Once again, a move to cloud computing can help. “A hosted virtual desktop environment enabled by platforms such as VMware View,” explains Eric Baize, “separates the corporate desktop from the underlying hardware giving almost real-time control to the desktop administrators on desktop images. Furthermore, end-user data does not leave the data center even when it is used by the end-user, and virtualisation isolation characteristics ensure that the non-corporate use of the desktop does not interfere with its corporate use, thus greatly reducing the risk posed to corporate assets by infected desktops. Hosted virtual desktops do not change the end-user behavior but they put full control and visibility of the corporate desktop back in the hands of the IT administrator.”

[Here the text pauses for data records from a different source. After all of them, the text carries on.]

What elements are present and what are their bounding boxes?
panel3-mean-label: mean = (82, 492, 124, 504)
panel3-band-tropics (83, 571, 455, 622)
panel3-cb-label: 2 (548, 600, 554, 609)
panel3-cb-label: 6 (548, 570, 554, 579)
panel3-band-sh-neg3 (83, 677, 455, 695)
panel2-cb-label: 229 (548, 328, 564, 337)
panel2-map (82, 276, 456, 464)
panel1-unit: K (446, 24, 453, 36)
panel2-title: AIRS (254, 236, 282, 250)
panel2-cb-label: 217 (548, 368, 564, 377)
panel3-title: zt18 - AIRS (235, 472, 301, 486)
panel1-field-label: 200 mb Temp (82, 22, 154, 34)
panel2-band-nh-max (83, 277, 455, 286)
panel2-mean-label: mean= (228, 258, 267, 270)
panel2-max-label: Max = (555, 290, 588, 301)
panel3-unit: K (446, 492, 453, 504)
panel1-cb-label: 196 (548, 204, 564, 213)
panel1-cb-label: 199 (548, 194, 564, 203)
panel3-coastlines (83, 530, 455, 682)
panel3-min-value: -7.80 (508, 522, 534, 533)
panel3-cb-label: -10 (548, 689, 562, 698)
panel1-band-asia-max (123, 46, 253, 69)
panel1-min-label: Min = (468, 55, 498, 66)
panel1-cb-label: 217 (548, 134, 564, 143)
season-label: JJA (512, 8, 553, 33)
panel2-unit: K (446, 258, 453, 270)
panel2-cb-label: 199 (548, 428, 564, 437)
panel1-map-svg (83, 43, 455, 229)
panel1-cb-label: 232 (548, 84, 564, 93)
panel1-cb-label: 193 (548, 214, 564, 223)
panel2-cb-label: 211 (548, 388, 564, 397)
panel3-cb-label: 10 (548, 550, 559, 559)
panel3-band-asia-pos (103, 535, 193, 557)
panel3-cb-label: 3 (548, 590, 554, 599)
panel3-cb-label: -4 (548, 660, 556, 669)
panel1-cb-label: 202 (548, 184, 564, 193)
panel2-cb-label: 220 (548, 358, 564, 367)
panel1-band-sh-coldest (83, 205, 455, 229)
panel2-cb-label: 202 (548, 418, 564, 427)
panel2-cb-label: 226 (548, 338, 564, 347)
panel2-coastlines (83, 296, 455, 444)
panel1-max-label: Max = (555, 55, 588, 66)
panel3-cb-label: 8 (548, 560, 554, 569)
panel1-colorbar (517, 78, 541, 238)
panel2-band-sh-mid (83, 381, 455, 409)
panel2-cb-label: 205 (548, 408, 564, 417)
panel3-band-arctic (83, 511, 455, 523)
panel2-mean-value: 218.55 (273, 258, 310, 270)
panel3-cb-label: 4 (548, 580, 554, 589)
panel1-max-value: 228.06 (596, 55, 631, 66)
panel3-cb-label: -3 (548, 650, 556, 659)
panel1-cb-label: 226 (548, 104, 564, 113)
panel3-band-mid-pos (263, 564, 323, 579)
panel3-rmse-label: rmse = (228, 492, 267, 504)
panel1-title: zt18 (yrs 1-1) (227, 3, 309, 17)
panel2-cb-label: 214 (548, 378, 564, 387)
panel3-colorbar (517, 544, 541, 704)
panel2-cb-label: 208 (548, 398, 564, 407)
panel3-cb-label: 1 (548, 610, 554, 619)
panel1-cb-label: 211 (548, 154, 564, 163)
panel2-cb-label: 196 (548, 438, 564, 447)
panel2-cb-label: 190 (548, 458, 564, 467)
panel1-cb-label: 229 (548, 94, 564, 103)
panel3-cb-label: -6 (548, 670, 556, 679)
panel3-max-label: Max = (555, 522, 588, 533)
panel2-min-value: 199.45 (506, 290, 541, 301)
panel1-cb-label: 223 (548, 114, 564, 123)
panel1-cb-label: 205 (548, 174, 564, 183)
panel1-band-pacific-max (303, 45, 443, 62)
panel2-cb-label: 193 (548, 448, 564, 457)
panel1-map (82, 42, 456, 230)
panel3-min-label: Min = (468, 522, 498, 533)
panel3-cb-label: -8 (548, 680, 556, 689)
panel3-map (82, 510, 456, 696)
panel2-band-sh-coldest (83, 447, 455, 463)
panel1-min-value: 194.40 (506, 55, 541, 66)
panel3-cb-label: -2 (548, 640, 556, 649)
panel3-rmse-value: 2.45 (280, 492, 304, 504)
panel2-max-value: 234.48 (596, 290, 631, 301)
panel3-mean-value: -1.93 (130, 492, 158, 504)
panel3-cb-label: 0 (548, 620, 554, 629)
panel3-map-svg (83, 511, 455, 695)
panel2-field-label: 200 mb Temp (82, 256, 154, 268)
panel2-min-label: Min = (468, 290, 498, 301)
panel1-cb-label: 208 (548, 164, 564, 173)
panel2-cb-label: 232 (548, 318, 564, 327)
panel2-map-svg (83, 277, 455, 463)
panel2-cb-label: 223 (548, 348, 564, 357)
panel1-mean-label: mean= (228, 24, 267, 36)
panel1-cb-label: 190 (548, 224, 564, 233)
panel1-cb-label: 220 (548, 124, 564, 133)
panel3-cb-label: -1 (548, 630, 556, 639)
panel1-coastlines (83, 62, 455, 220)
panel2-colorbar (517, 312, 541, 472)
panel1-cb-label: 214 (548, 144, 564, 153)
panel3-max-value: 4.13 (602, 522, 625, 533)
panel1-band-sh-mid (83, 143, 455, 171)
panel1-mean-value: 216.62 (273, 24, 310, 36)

It seems that everywhere we look at the challenges for security in cloud computing we find relatively easy solutions that don’t merely meet the challenge, they provide a level of security greater than we currently have. Security is not a problem in cloud computing, it is an opportunity. And here’s one, courtesy of Gary Wood, that is the icing on the cake. “Patching is one of the big headaches for administrators.” Doing it interferes with the users; not doing it leaves us insecure. The solution? Use the cloud. “Hire a few extra servers for a couple of days, mirror your system, install the patches without interfering with the users, test, and then flip.”
This article was written in the cloud using Google Docs. It meant that the author could continue research and writing whether at home with the iMac, in the office with the Dell, or on the road with the Netbook. Telephone interviews were conducted through the cloud with Skype. It required no additional hardware, nor any costly word processing or telephone software. Just access to the cloud.